Down to the Bottom
Nora slings a shotgun on her back and takes point on her gravcycle, leading the way, Taavi driving the flatbed truck behind with Oliver and Balygyr on the back with the rigged-up comm server. Balygyr puts on his high-tech metal headband and three drones launch from the truck bed, hovering above them as they go.
Hansel, Emile, and Shadrach fire up the other bikes. Emile, deep in thought, guards the rear. Hansel and Shadrach try to flank out to ride at the sides, but the narrow badland roads make that difficult with a hoverbike and impossible if they had wheels. Hovering over the rocky ground and cliffs sometimes forces the pair into single file before and behind the truck as they wind their way through the cliffs and bluffs of the landscape.
"Lot of stuff going on, all. Skender and missing children. Petr. Radio tower, our original destination. Marshalls? Scout Nora?" says Taavi over the comms, drawing the others into conversation. The group decides to bypass the pumpjacks and head straight on to the bar.
Heading out of the valley of Whighte Farm, you realize you must be following the trail that Petyr walked. Every 150 meters or so is a dead steer, papery flesh over black, decayed innards and bones... it looks like each has laid here all winter and not just two days.
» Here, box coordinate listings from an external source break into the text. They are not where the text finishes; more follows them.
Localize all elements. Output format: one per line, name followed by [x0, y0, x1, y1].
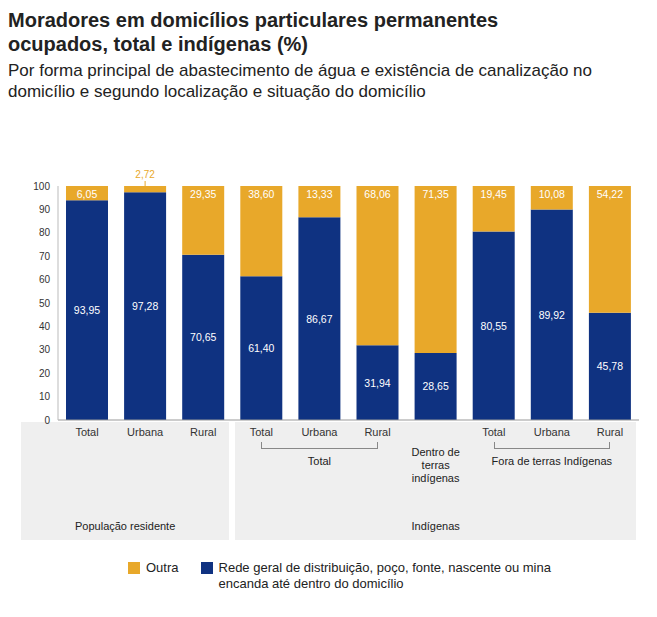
svg-text:60: 60 — [39, 274, 51, 285]
html-text:Dentro de terras indígenas: Dentro de terras indígenas — [411, 446, 460, 484]
html-text:Indígenas: Indígenas — [411, 520, 460, 532]
svg-text:10,08: 10,08 — [539, 188, 565, 200]
html-text:Por forma principal de abastec: Por forma principal de abastecimento de … — [8, 61, 592, 101]
svg-text:38,60: 38,60 — [248, 188, 274, 200]
svg-text:80: 80 — [39, 227, 51, 238]
svg-text:100: 100 — [33, 181, 50, 192]
svg-text:0: 0 — [44, 415, 50, 426]
svg-text:29,35: 29,35 — [190, 188, 216, 200]
svg-text:Total: Total — [250, 426, 273, 438]
svg-text:68,06: 68,06 — [364, 188, 390, 200]
svg-text:Rural: Rural — [364, 426, 390, 438]
svg-text:61,40: 61,40 — [248, 342, 274, 354]
svg-text:97,28: 97,28 — [132, 300, 158, 312]
svg-text:28,65: 28,65 — [422, 380, 448, 392]
svg-text:86,67: 86,67 — [306, 313, 332, 325]
svg-text:93,95: 93,95 — [74, 304, 100, 316]
svg-text:50: 50 — [39, 298, 51, 309]
html-text:População residente: População residente — [75, 520, 176, 532]
svg-text:54,22: 54,22 — [597, 188, 623, 200]
svg-text:6,05: 6,05 — [77, 188, 98, 200]
svg-text:Urbana: Urbana — [534, 426, 571, 438]
svg-text:10: 10 — [39, 391, 51, 402]
svg-text:80,55: 80,55 — [481, 320, 507, 332]
svg-text:2,72: 2,72 — [135, 169, 155, 180]
svg-text:19,45: 19,45 — [481, 188, 507, 200]
html-text:Fora de terras Indígenas: Fora de terras Indígenas — [491, 455, 613, 467]
svg-text:20: 20 — [39, 368, 51, 379]
svg-text:Total: Total — [75, 426, 98, 438]
svg-text:30: 30 — [39, 344, 51, 355]
svg-text:70: 70 — [39, 251, 51, 262]
svg-text:Total: Total — [482, 426, 505, 438]
html-text:Outra: Outra — [146, 560, 179, 575]
svg-text:Rural: Rural — [597, 426, 623, 438]
html-text:Total: Total — [307, 455, 332, 467]
svg-text:Rural: Rural — [190, 426, 216, 438]
svg-text:70,65: 70,65 — [190, 331, 216, 343]
svg-text:13,33: 13,33 — [306, 188, 332, 200]
html-text:Moradores em domicílios partic: Moradores em domicílios particulares per… — [8, 9, 499, 55]
svg-text:Urbana: Urbana — [301, 426, 338, 438]
svg-text:71,35: 71,35 — [422, 188, 448, 200]
html-text:Rede geral de distribuição, po: Rede geral de distribuição, poço, fonte,… — [218, 560, 551, 591]
svg-text:40: 40 — [39, 321, 51, 332]
svg-text:Urbana: Urbana — [127, 426, 164, 438]
svg-text:45,78: 45,78 — [597, 360, 623, 372]
svg-text:89,92: 89,92 — [539, 309, 565, 321]
svg-text:90: 90 — [39, 204, 51, 215]
svg-text:31,94: 31,94 — [364, 377, 390, 389]
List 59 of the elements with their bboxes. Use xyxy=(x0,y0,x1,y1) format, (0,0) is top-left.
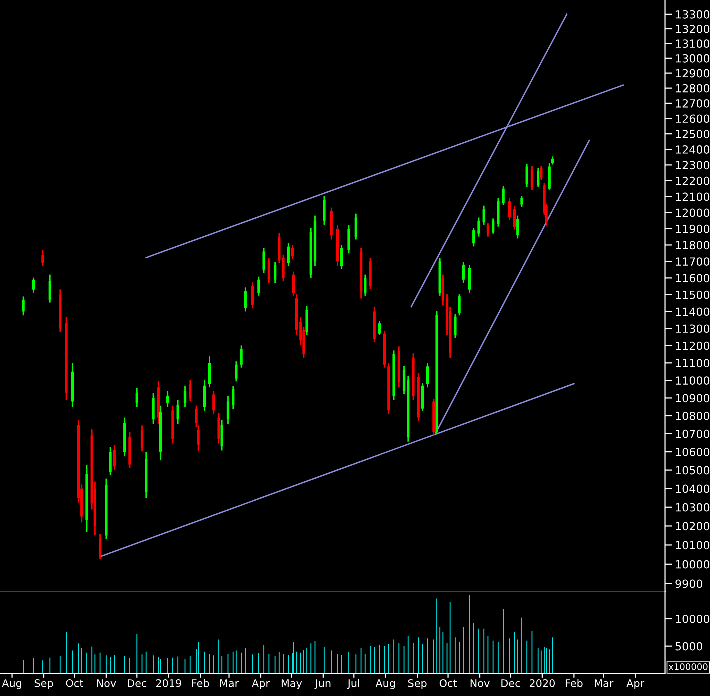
x-tick-label: Mar xyxy=(595,680,614,688)
x-tick-label: Sep xyxy=(34,679,54,690)
x-tick-label: Apr xyxy=(626,680,645,690)
y-tick-label: 10600 xyxy=(676,448,710,456)
x-tick-label: Nov xyxy=(470,680,490,688)
y-tick-label: 12700 xyxy=(676,99,710,108)
x-tick-label: Oct xyxy=(66,679,84,688)
y-tick-label: 10900 xyxy=(676,394,710,403)
x-tick-label: Oct xyxy=(440,679,458,688)
x-tick-label: Dec xyxy=(502,680,520,688)
y-tick-label: 11700 xyxy=(676,258,710,266)
y-tick-label: 13200 xyxy=(676,24,710,34)
y-tick-label: 5000 xyxy=(676,642,703,651)
y-tick-label: 10100 xyxy=(676,541,710,550)
y-tick-label: 11300 xyxy=(676,324,710,334)
x-tick-label: Nov xyxy=(97,680,116,688)
y-tick-label: 13300 xyxy=(676,10,710,19)
y-tick-label: 11000 xyxy=(676,376,710,385)
y-tick-label: 10000 xyxy=(676,614,710,624)
y-tick-label: 13000 xyxy=(676,54,710,63)
y-tick-label: 10700 xyxy=(676,430,710,438)
x-tick-label: Dec xyxy=(128,680,147,688)
y-tick-label: 11800 xyxy=(676,241,710,250)
y-tick-label: 10200 xyxy=(676,522,710,531)
x-tick-label: Mar xyxy=(220,680,240,688)
x-tick-label: Apr xyxy=(252,680,270,690)
x-tick-label: 2020 xyxy=(530,679,556,688)
y-tick-label: 12000 xyxy=(676,208,710,218)
x-tick-label: Jun xyxy=(314,680,331,690)
x-tick-label: Feb xyxy=(192,679,210,688)
x-tick-label: 2019 xyxy=(156,679,182,688)
y-tick-label: 10400 xyxy=(676,484,710,494)
y-tick-label: 11600 xyxy=(676,274,710,283)
y-tick-label: 12500 xyxy=(676,130,710,138)
y-tick-label: 12800 xyxy=(676,84,710,93)
y-tick-label: 10800 xyxy=(676,412,710,420)
y-tick-label: 10300 xyxy=(676,503,710,512)
x-tick-label: May xyxy=(282,680,302,690)
text: x100000 xyxy=(668,664,708,670)
x-tick-label: Sep xyxy=(408,679,427,690)
y-tick-label: 10000 xyxy=(676,560,710,569)
x-tick-label: Feb xyxy=(566,679,583,688)
y-tick-label: 10500 xyxy=(676,466,710,475)
y-tick-label: 12400 xyxy=(676,146,710,154)
y-tick-label: 12600 xyxy=(676,114,710,124)
y-tick-label: 11900 xyxy=(676,224,710,234)
y-tick-label: 12100 xyxy=(676,192,710,202)
y-tick-label: 12900 xyxy=(676,69,710,78)
y-tick-label: 12200 xyxy=(676,176,710,186)
y-tick-label: 11200 xyxy=(676,342,710,350)
x-tick-label: Jul xyxy=(347,679,360,690)
x-tick-label: Aug xyxy=(376,680,396,690)
y-tick-label: 12300 xyxy=(676,161,710,170)
y-tick-label: 13100 xyxy=(676,40,710,48)
y-tick-label: 11500 xyxy=(676,290,710,300)
y-tick-label: 9900 xyxy=(676,580,703,588)
y-tick-label: 11400 xyxy=(676,308,710,316)
x-tick-label: Aug xyxy=(2,680,22,690)
y-tick-label: 11100 xyxy=(676,359,710,368)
As you reach the edge of the valley, the trail stops.
Hansel recognizes the situation as he observes and puts together the clues - the discarded canvas, tire tracks, the end of the dead cattle.
"Looks like he sucked the life out of 'em... and got here, to where he had his getaway truck." He considers.
"No... it's a car. A damn nice car, for the badlands. And there, that looks like the rags left of his suit, cast on that bush." There is a moment of silence, the grim reminder that Petyr escaped... whatever he is now.
Nora revs her throttle abruptly and peels out, the rest following behind as she heads deeper into the badlands.
"How's the boy doing, Nora?" tries
Shadrach over comms, but there's no answer. Her bike just speeds up a bit more, racing through the desolate landscape.
"How are you doing, Oliver? "Ever been out this way?" asks
Balygyr of the boy as they sit on the truck.
Oliver shrugs focused on tinkering with the hand radio he is holding, despite the shaking of the truck bed beneath them.
"I've never left the valley.
Not ever. Grandpa didn't allow it. Too risky, he said. Don't know that mom ever did either... but she always had a grudge on that bar. She get mad if anyone mentioned it."
Emile keeps to himself at the rear, keeping an eye out. He wonders how the valley-cattle and roaming bison will get on, now that the fences are done. There's goats watching from the cliffs, varmints popping their heads out of ground holes at the noise and then disappearing. Nothing threatens, which he's glad for. Strange, though, as dusk comes on, there's nothing alive around here at all anymore. Just scrag-grass and striped, eroded stone cliffs.
As dusk falls, the bar is apparent. In the absolute dark of the overcast night, the neon, fully-lit road sign on an 80-foot pole is visible from miles away... cracked and broken but otherwise wide, fat highways intersecting near it.
You pull up in a parking lot big enough to house all the cars of Prudence three times over, a desolate concrete sheet cracked and now pocked with young trees that pushed through from beneath. The remains of a fill station, long since stripped of pumps and parts, mark the near corner. The "bar" is brightly lit at the back edge, now having spread out to take over the whole wing of a strip mall. It is lined in glowing lights, illuminating 200 meters of empty concrete in every direction, about a dozen cars parked outside. At the right end are the open bays of a mechanic, also still lit but not as garishly or invitingly.
Balygyr's drones, taking a loop overhead, identify that this parking lot is nestled on the edge of a plateau, a drop making egress out the rear impossible - security provided by the natural features. There is enough room for a rough access road around the building, he notes, and that the road drops to a floor below the building itself, a few closed garage bay doors closed in the darkness there. The valley floor is another 50 meters below that on the other side.
Nora turns off her bike and dismounts.
"Oliver, you stay here," she calls backwards, then starts walking towards the front door.